Florida is trying to stop a potentially “catastrophic flood” from happening.

What’s going on with the Florida pond collapse?

Florida Gov. Ron DeSantis said over the weekend that crews are trying to stop a large wastewater pond from collapsing in Tampa Bay, The Associated Press reports.

Manatee County officials said such a collapse would have “the potential to gush out 340 million gallons of water in a matter of minutes, risking a 20-foot-high (about 6.1-meter-high) wall of water,” according to The Associated Press.

  • DeSantis said: “What we are looking at now is trying to prevent and respond to, if need be, a real catastrophic flood situation.”

Florida prepares for flood

In response, authorities closed down U.S. 41 and called for evacuations of more than 300 homes. Families flocked to Florida hotels in the meantime, per The Associated Press.

  • DeSantis also called for a state of emergency for Manatee County, according to NPR.

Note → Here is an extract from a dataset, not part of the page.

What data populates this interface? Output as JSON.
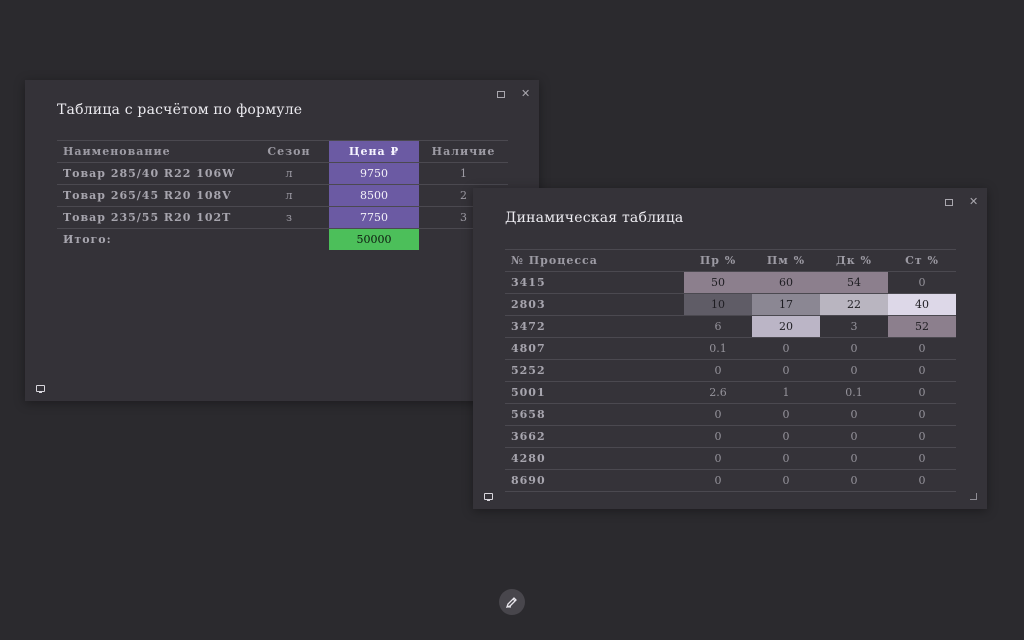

Officials warned residents that there would be an uncontrolled release of the wastewater at any moment, saying there is an “imminent threat” of such a release, according to ABC News.

Is the Florida water toxic?

DeSantis said the water isn’t toxic or radioactive, according to NPR. He said it is mostly saltwater “mixed with legacy process water and stormwater runoff.”

  • Per NPR, the Florida Department of Environmental Protection said the water “meets water quality standards for marine waters with the exception of pH, total phosphorus, total nitrogen and total ammonia nitrogen. It is slightly acidic, but not at a level that is expected to be a concern.”

Per ABC News, there’s also no threat to Lake Manatee, which serves as the main source of drinking water in the area.